Ich kroch in den Busch, mich im Blattwerk deckend, und guckte zuerst mit bloßen Augen, dann durch das Glas. Gestrüpp -- Wald -- helle Flecke -- wellige kleine Hügel, die wie in Nebel eingehüllt zu sein schienen -- ein grauer Streifen am Horizont, auf dem ich im Glas deutlich die Rote Kreuzflagge unterschied. Dann suchte ich, zitternd vor Aufregung, die hellen Flecke ab, und mir schien, als ob ich einmal oder zweimal auf dem Grasfleck vor einem der kleinen Hügel ein Glitzern sähe.

»Bei den Hügeln dort -- dicht beim Flüßchen!« murmelte ich.

»Richtig!« sagte der Major. »Dort bewegen sich zweifellos spanische Truppen. Aber suchen Sie vor allem das nähere Vorgelände ab!«

Ich suchte und suchte, Busch bei Busch, Fleck bei Fleck. Das schmale Tal erstreckte sich, ein schwer übersehbarer Geländemischmasch von Gestrüpp und wirklichem Wald und hellen freien Grasstrecken in fast immer gleicher Breite von sechs-oder siebenhundert Metern, bis an den grauen Streifen, der Santiago bedeutete. Seine Breite trennte uns von unseren Vorposten, die drüben auf der welligen Talgrenze am Waldrand standen. Das Flimmern dort vorne konnte ich wieder deutlich wahrnehmen. Sonst sah ich nichts. Der Major war zu mir gekrochen.

»Noch etwas gesehen?«

»Nein, Major.«

»Wie weit schätzen Sie die Entfernung bis zu der Wellenlinie, wo Sie das Flimmern sehen?«

»Dreitausend Yards.«

»Hm. Zweitausendfünfhundert!« brummte er. »Ich denke, wir haben genug gesehen.«

Dann ging es zurück. Ich war jetzt gründlich nervös geworden und ich glaube, dem Major ging es ebenso, denn im gleichen Impuls verzichteten wir auf das langsame Kriechen und rannten in langen Sprüngen von Baum zu Baum und von Busch zu Busch der auffälligen Gruppe von Mangobäumen zu, die wir uns wohl gemerkt hatten. Am Gestrüpprand brüllten wir laut:

»Washington!«

»Freunde ...« hallte es herüber, und wir schnellten uns vorwärts im Gras, so schnell uns nur die Beine laufen wollten, sehr froh, wieder im Schutze der Vorposten zu sein.

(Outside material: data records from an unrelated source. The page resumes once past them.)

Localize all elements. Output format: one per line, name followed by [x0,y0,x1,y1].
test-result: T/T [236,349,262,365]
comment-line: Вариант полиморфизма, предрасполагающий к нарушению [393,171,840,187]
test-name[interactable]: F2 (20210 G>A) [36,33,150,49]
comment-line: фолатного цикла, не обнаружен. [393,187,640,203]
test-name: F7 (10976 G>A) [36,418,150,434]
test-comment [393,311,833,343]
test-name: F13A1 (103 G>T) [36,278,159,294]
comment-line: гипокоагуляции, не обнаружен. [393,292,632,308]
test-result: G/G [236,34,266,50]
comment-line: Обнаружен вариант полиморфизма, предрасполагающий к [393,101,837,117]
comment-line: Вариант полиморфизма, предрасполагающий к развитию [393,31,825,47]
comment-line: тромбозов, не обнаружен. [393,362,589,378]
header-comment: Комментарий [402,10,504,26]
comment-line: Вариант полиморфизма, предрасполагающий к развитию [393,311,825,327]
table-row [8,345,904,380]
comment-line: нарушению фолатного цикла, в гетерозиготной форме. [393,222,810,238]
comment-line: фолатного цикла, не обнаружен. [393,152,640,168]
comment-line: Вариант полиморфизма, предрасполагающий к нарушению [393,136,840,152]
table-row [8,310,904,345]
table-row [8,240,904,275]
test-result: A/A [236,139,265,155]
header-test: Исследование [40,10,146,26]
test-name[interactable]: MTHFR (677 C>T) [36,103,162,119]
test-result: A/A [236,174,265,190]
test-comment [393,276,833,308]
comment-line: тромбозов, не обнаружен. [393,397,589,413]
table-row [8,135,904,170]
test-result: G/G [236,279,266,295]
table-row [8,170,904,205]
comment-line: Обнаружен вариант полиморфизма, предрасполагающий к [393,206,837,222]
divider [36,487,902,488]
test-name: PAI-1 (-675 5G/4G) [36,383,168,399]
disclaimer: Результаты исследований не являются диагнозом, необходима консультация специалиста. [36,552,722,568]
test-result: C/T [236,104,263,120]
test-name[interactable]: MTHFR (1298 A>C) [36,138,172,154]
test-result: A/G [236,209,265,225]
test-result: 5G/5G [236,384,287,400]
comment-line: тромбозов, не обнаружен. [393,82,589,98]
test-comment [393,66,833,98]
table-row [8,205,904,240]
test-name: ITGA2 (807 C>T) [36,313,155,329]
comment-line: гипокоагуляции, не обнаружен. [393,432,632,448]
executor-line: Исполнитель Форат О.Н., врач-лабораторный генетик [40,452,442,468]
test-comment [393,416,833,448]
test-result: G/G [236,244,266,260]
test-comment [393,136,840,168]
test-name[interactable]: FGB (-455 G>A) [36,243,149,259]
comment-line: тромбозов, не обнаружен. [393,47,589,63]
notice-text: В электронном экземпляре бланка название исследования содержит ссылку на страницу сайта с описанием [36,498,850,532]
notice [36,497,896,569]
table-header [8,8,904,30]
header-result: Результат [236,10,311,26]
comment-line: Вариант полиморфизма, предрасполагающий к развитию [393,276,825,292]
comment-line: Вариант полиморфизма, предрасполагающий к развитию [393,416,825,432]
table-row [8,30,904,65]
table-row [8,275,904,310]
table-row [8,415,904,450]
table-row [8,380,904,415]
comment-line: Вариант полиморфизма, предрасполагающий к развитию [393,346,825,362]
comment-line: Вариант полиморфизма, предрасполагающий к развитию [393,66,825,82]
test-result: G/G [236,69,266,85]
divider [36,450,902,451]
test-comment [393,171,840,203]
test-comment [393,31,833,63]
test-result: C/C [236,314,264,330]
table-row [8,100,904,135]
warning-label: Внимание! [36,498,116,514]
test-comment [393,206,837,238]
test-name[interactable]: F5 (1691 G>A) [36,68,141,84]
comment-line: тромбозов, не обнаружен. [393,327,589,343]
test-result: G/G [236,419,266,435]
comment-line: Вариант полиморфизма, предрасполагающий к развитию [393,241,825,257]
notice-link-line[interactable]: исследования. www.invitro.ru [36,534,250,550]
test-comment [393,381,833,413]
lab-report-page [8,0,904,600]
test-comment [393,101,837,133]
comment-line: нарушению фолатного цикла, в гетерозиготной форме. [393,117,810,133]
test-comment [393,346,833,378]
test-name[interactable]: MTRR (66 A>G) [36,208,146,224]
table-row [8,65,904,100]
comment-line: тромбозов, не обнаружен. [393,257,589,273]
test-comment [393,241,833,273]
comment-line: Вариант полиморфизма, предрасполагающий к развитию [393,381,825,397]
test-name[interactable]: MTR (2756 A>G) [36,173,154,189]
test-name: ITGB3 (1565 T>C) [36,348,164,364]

»Prosit!« sagte der Major und reichte mir seine Feldflasche. »Bitte, trinken Sie mit Andacht, denn das ist ewigalter Kentuckywhisky, und die Götter mögen wissen, wann uns ein solcher Trunk wieder beschert wird.«

Er lachte ein unfröhliches Lachen. »Uebrigens haben wir unsere Hälse umsonst riskiert. Die San Juan Verteidigungsstellung -- das ist dort, wo wir das Flimmern sahen -- ist dem Hauptquartier bekannt. Halten Sie nur den Mund über unseren Spaziergang, sonst werden wir auch noch ausgelacht! Ich hatte gehofft, auf der Hügelkette da drüben Artillerie zu entdecken -- na, und damit ist's Essig gewesen! Die Geschichte war also umsonst.«

Da kam ich mir gar nicht mehr wichtig vor.